Un sutil rumor le advirtió de que había llegado «el correo». Abrió la tapadera de una caja de plástico fijada a la pared y encontró dentro un sobre sellado con un timbre fácilmente reconocible. Lo abrió y leyó el folio que contenía las citas de aquella jornada. Por el momento podía volver a su escritorio. Marcó algunos códigos en el teclado y las pantallas de plasma pasaron a la función de stand by. Antes de salir de la sala secreta, el hombre se volvió a abrochar los botones de la camisa, se introdujo en el paso que la pared rotatoria le había dejado disponible y volvió a la parte trasera de su despacho. Tenía que prepararse para lo que iba a ocurrir en los próximos días. Después de asegurar con llave la hermética clausura del pasaje secreto, cogió el libro con las tapas rojas que había quedado apoyado a la altura de la cerradura. Lo abrió hojeando lentamente las páginas finales en busca de un pasaje bien preciso. Lo encontró. Lo leyó en voz alta remarcando cada palabra.
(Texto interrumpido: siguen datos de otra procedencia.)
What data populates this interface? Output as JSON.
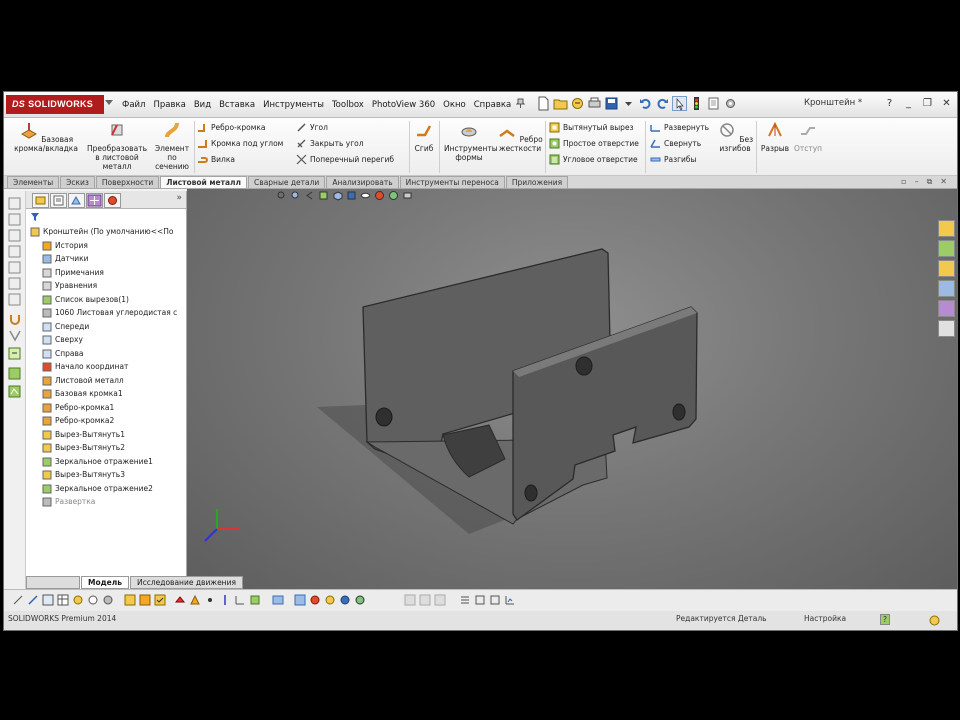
{
  "window": {
    "logo_text": "SOLIDWORKS",
    "logo_mark": "DS"
  },
  "menu": [
    "Файл",
    "Правка",
    "Вид",
    "Вставка",
    "Инструменты",
    "Toolbox",
    "PhotoView 360",
    "Окно",
    "Справка"
  ],
  "search": {
    "text": "Кронштейн *"
  },
  "window_controls": [
    "?",
    "_",
    "❐",
    "✕"
  ],
  "ribbon": {
    "big": [
      "Базовая кромка/вкладка",
      "Преобразовать в листовой металл",
      "Элемент по сечению",
      "Инструменты формы",
      "Ребро жесткости"
    ],
    "col1": [
      "Ребро-кромка",
      "Кромка под углом",
      "Вилка"
    ],
    "col2": [
      "Угол",
      "Закрыть угол",
      "Поперечный перегиб"
    ],
    "fold": "Сгиб",
    "col3": [
      "Вытянутый вырез",
      "Простое отверстие",
      "Угловое отверстие"
    ],
    "col4": [
      "Развернуть",
      "Свернуть",
      "Разгибы"
    ],
    "nobend": "Без изгибов",
    "rip": "Разрыв",
    "extra": "Отступ"
  },
  "command_tabs": [
    {
      "label": "Элементы",
      "active": false
    },
    {
      "label": "Эскиз",
      "active": false
    },
    {
      "label": "Поверхности",
      "active": false
    },
    {
      "label": "Листовой металл",
      "active": true
    },
    {
      "label": "Сварные детали",
      "active": false
    },
    {
      "label": "Анализировать",
      "active": false
    },
    {
      "label": "Инструменты переноса",
      "active": false
    },
    {
      "label": "Приложения",
      "active": false
    }
  ],
  "tree": [
    {
      "label": "Кронштейн (По умолчанию<<По",
      "level": 0
    },
    {
      "label": "История",
      "level": 1
    },
    {
      "label": "Датчики",
      "level": 1
    },
    {
      "label": "Примечания",
      "level": 1
    },
    {
      "label": "Уравнения",
      "level": 1
    },
    {
      "label": "Список вырезов(1)",
      "level": 1
    },
    {
      "label": "1060 Листовая углеродистая с",
      "level": 1
    },
    {
      "label": "Спереди",
      "level": 1
    },
    {
      "label": "Сверху",
      "level": 1
    },
    {
      "label": "Справа",
      "level": 1
    },
    {
      "label": "Начало координат",
      "level": 1
    },
    {
      "label": "Листовой металл",
      "level": 1
    },
    {
      "label": "Базовая кромка1",
      "level": 1
    },
    {
      "label": "Ребро-кромка1",
      "level": 1
    },
    {
      "label": "Ребро-кромка2",
      "level": 1
    },
    {
      "label": "Вырез-Вытянуть1",
      "level": 1
    },
    {
      "label": "Вырез-Вытянуть2",
      "level": 1
    },
    {
      "label": "Зеркальное отражение1",
      "level": 1
    },
    {
      "label": "Вырез-Вытянуть3",
      "level": 1
    },
    {
      "label": "Зеркальное отражение2",
      "level": 1
    },
    {
      "label": "Развертка",
      "level": 1,
      "dim": true
    }
  ],
  "model_tabs": [
    {
      "label": "",
      "active": false
    },
    {
      "label": "Модель",
      "active": true
    },
    {
      "label": "Исследование движения",
      "active": false
    }
  ],
  "status": {
    "app": "SOLIDWORKS Premium 2014",
    "mode": "Редактируется Деталь",
    "units": "Настройка",
    "help": "?"
  },
  "colors": {
    "logo_bg": "#b01c1c",
    "viewport_bg": "#777777",
    "part": "#5a5a5a"
  }
}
kai erreqh autaij ina mh adikhsousin ton corton thj ghj oude pan clwron oude pan dendron, ei mh touj anqrwpouj oitiej ouk ecousi thn sfragida

Era como si cada músculo de su cuerpo se tensara mientras imaginaba la realización de aquellas palabras. Su mirada terminó como siempre sobre aquel pequeño cuadro, una pintura del ochocientos que recreaba a un hombre hermoso y elegante, con el rostro alargado y enmarcado por una barba de color castaño y poblada. Sólo los ojos contrastaban con la atmósfera de paz y serenidad que el pintor había conseguido transmitir. Eran ojos profundos pero inquietantes. Mirándolos, también los suyos adquirieron el mismo aspecto, el del acceso a una dimensión innombrable, el umbral que separa del precipicio más oscuro. Pero fue cuestión de un instante. Se recompuso inmediatamente.

—¡Señoritaaaa… Venga aquí! —gritó. Y la secretaria apareció diligentemente ante su escritorio.